Joe told NMPolitics.net the traditional healing methods at First Nations are one of the reasons he prefers the clinic.
“I get native treatment from my doctor and I get my overall spiritual care from other people that I’ve become acquaintances with here,” Joe said. “I get what I need here, but it’s very limited to primary care. I have to go elsewhere to get my other services if I need.”
Joe, who has private insurance, said Heinrich told the group of about 16 people that if Congress extends the IHCI Act, it will allocate some resources that will improve his care. In the meantime, Joe remains frustrated that the First Nations’ clinic is not completely handicap accessible.

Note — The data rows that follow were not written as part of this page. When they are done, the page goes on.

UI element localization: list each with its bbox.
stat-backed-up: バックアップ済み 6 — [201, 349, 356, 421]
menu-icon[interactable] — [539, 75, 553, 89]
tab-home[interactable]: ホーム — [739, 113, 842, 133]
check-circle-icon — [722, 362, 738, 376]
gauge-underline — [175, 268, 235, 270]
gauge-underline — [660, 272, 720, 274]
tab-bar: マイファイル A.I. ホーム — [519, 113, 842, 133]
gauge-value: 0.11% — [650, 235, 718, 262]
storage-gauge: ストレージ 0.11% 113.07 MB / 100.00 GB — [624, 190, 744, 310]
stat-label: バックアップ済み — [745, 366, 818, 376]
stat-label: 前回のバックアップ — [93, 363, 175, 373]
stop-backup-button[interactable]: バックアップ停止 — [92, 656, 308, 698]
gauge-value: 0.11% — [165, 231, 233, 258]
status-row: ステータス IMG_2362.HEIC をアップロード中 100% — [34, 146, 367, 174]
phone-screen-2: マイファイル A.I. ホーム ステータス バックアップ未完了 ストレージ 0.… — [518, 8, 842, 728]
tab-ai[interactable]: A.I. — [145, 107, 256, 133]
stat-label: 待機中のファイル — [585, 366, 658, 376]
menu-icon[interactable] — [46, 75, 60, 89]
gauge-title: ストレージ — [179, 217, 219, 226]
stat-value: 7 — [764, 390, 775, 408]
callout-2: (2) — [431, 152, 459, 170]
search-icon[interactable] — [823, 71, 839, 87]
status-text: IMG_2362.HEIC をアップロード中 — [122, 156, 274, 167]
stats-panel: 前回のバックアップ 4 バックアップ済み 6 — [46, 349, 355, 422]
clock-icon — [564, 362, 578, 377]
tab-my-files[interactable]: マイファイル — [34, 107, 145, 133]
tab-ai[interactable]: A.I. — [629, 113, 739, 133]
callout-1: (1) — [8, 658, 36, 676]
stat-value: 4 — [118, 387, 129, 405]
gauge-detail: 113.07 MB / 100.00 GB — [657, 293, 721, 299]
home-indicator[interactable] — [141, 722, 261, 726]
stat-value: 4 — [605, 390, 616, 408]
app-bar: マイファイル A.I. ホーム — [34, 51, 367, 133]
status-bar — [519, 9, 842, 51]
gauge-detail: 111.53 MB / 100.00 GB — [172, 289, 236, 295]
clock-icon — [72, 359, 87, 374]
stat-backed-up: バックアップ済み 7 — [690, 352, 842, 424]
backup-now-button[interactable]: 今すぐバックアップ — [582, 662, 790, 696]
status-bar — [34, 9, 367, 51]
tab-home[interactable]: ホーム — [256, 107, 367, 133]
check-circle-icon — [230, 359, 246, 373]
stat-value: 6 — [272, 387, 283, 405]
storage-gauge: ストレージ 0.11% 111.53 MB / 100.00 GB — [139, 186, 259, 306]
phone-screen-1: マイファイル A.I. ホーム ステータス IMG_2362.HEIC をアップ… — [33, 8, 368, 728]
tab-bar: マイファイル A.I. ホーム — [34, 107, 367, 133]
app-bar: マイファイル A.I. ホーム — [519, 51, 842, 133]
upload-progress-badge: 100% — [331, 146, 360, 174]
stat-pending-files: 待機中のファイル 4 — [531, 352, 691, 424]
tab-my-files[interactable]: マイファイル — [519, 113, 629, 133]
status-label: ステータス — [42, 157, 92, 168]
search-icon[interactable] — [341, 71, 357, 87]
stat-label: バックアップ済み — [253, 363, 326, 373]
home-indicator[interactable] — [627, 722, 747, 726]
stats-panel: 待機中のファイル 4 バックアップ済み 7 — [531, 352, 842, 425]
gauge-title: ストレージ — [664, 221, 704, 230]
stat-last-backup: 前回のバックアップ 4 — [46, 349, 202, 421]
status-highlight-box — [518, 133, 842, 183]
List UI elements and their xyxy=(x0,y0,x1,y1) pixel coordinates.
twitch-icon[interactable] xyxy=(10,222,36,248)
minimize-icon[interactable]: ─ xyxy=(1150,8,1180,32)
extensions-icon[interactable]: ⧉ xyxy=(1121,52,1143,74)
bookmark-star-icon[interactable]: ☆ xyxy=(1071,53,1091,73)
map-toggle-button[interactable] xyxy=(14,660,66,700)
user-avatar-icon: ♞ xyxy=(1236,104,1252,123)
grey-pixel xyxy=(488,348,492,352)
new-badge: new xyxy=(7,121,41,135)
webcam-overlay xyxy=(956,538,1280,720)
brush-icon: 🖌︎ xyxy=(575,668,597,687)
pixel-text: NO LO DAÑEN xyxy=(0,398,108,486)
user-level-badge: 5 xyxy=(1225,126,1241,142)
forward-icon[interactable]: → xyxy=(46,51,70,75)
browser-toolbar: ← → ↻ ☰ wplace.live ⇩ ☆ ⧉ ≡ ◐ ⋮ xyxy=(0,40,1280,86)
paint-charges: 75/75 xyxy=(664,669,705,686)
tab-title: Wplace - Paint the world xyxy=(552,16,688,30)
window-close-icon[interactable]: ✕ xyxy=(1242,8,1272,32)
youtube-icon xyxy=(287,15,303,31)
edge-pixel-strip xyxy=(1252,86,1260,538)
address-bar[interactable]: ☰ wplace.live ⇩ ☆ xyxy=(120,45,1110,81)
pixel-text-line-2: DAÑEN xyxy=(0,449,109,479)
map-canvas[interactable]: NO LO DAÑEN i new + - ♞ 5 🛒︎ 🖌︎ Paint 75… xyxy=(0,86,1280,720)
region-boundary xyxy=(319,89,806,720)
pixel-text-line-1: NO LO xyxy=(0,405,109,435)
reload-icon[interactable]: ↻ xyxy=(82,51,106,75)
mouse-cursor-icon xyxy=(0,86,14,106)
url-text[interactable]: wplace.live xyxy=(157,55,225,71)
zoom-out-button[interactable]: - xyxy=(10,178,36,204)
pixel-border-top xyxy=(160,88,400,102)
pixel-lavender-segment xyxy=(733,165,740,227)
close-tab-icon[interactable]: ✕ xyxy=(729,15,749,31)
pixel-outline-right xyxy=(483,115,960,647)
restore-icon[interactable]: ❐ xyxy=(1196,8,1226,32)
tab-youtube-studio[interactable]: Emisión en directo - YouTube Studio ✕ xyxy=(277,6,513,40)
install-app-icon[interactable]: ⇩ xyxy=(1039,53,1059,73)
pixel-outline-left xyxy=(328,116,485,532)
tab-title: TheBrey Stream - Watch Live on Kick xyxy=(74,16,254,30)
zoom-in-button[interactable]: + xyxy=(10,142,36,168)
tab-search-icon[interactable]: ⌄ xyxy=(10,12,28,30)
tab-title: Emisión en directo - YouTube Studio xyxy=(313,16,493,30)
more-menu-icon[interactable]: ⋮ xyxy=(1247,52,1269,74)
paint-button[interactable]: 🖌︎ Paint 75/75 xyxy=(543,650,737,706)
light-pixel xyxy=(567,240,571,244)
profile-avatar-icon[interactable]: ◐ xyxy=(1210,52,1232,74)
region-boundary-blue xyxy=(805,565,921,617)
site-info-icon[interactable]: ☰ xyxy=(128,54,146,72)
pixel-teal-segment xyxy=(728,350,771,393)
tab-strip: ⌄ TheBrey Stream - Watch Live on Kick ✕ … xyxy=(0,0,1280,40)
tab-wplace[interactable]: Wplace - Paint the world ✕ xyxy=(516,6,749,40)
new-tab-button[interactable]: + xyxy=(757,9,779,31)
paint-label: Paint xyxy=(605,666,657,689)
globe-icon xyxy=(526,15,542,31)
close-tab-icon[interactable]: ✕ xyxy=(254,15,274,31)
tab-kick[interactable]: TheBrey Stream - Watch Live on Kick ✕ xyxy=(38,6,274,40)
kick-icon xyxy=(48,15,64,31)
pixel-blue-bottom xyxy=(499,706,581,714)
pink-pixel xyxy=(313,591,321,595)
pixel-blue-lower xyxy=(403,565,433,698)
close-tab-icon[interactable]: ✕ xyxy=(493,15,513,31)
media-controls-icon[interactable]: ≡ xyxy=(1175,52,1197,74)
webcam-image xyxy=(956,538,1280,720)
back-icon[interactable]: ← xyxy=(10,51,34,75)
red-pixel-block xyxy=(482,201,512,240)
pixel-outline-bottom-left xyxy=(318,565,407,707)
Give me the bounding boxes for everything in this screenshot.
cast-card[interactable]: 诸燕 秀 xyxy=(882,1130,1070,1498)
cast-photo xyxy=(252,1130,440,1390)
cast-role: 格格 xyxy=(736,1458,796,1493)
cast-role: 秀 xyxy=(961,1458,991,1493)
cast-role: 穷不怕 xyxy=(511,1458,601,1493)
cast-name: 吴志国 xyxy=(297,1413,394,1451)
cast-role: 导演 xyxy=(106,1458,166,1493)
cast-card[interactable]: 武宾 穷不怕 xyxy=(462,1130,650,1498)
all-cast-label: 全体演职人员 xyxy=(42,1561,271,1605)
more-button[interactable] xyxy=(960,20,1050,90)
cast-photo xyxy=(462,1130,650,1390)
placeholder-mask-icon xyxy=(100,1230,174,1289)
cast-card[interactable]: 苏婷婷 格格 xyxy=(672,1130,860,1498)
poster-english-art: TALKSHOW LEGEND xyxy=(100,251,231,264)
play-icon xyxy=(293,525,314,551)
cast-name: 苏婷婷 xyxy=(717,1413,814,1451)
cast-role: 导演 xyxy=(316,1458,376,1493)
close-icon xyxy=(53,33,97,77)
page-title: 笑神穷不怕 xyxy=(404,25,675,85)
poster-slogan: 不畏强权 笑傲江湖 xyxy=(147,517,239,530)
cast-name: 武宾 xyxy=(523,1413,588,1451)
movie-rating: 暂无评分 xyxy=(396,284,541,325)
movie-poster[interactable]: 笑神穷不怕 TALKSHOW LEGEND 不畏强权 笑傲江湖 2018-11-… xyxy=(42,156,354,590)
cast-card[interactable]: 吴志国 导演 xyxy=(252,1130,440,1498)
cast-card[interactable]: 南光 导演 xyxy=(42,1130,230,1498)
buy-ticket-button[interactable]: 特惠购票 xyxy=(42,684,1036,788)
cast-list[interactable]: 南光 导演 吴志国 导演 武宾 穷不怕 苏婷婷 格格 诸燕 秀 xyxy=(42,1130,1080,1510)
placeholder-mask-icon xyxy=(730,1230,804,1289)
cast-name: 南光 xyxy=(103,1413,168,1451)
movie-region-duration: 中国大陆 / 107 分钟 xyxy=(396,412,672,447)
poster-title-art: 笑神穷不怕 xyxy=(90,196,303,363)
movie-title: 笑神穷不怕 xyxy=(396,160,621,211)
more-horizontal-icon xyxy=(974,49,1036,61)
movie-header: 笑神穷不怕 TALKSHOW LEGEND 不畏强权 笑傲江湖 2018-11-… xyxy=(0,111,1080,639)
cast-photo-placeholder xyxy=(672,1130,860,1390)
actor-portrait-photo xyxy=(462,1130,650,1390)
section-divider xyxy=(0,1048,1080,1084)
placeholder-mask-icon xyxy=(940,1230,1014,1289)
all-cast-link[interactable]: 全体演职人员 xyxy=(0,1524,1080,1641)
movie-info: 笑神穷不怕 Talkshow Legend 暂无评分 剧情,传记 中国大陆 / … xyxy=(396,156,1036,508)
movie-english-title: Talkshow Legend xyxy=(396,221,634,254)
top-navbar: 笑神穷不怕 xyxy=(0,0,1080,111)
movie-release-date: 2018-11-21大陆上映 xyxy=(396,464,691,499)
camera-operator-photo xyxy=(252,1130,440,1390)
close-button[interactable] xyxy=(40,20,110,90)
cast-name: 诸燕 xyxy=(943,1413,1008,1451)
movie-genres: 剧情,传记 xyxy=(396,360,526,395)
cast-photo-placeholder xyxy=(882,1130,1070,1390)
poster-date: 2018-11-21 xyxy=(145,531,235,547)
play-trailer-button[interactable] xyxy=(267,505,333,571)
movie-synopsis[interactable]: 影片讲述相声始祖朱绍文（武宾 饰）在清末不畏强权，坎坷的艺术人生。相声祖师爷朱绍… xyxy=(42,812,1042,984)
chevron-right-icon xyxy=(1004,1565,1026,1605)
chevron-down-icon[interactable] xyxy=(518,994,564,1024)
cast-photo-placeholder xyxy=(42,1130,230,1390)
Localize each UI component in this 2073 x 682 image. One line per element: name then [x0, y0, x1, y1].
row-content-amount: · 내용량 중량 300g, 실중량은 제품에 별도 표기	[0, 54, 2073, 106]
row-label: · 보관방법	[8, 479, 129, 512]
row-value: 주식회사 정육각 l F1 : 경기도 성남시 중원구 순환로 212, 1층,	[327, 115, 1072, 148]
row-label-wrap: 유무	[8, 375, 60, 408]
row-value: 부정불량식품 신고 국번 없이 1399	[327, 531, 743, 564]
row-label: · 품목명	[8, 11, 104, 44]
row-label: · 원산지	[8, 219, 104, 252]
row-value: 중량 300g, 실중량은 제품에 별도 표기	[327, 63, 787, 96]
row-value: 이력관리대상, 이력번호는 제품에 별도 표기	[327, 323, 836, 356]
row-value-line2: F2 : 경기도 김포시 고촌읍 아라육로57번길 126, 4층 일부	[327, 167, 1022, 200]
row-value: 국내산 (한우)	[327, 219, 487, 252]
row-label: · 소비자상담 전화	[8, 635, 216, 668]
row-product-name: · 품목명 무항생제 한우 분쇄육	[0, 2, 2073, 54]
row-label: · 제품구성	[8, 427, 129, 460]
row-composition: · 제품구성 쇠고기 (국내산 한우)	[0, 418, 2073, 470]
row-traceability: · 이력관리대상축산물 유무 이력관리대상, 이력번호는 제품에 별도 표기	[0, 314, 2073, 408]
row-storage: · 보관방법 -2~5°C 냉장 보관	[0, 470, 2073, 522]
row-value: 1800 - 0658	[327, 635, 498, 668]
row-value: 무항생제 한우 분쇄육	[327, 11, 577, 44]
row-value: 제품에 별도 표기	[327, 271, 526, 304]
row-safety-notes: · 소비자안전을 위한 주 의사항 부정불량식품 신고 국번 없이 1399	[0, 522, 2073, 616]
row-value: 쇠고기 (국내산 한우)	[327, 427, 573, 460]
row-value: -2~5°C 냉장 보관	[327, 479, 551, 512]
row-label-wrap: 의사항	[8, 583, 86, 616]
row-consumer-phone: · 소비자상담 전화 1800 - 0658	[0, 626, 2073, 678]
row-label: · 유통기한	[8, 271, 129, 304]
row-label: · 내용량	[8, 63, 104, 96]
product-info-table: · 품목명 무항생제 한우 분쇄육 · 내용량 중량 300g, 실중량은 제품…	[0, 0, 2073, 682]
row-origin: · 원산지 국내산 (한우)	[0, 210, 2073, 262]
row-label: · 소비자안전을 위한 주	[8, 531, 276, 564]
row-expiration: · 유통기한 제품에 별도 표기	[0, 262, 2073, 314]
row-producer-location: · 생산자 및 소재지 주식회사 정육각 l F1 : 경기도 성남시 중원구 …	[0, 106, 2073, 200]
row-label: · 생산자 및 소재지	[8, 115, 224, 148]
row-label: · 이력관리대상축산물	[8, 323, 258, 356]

“It’s hard for me to get around — into the nurses’ and doctors’ offices. Their hallways are small with tight corners,” Joe said. “It would be good if they enlarged the facility. It needs a complete overhaul.”
Hoping for a government option
The director of the RWJF Center for For Native American Health Policy at the University of New Mexico, Ken Lucero, also spoke to NMPolitics.net after the meeting on Saturday.
Lucero, like Heinrich, said he’s hopeful some sort of government option will be included in reform.
Lucero said he’s encouraged by the support in Washington, D.C. for the IHCI Act. He said Indian health care has traditionally been underfunded despite some of the health care disparities in the country.
We ‘cannot leave Native Americans behind’
Earlier this month, Sen. Tom Udall, D-N.M., joined 15 senate colleagues in introducing the IHCI Act in the U.S. Senate, so it’s being discussed in that chamber as well.
But it was Heinrich who sent a letter on Oct. 14 to Speaker Nancy Pelosi, Majority Leader Steny Hoyer and Education and Labor Committee Chairman George Miller urging the inclusion of reauthorization of the IHCI Act as part of comprehensive health insurance reform.
“Our country desperately needs health insurance reform — but our pursuit of reform cannot leave Native Americans behind,” Heinrich said. “I represent tens of thousands of Native Americans in central New Mexico, and my constituents have made it clear that they cannot wait any longer for health care reform in Indian country.”
The act governs the Indian Health Care System and is the provider of choice for many American Indian patients. It was last reauthorized in 1992, but that reauthorization expired eight years ago.
An amendment authored by Natural Resources Committee Chairman Nick Rahall, D-W.V., would reauthorize the program until 2025 and make the most urgent reforms to the program.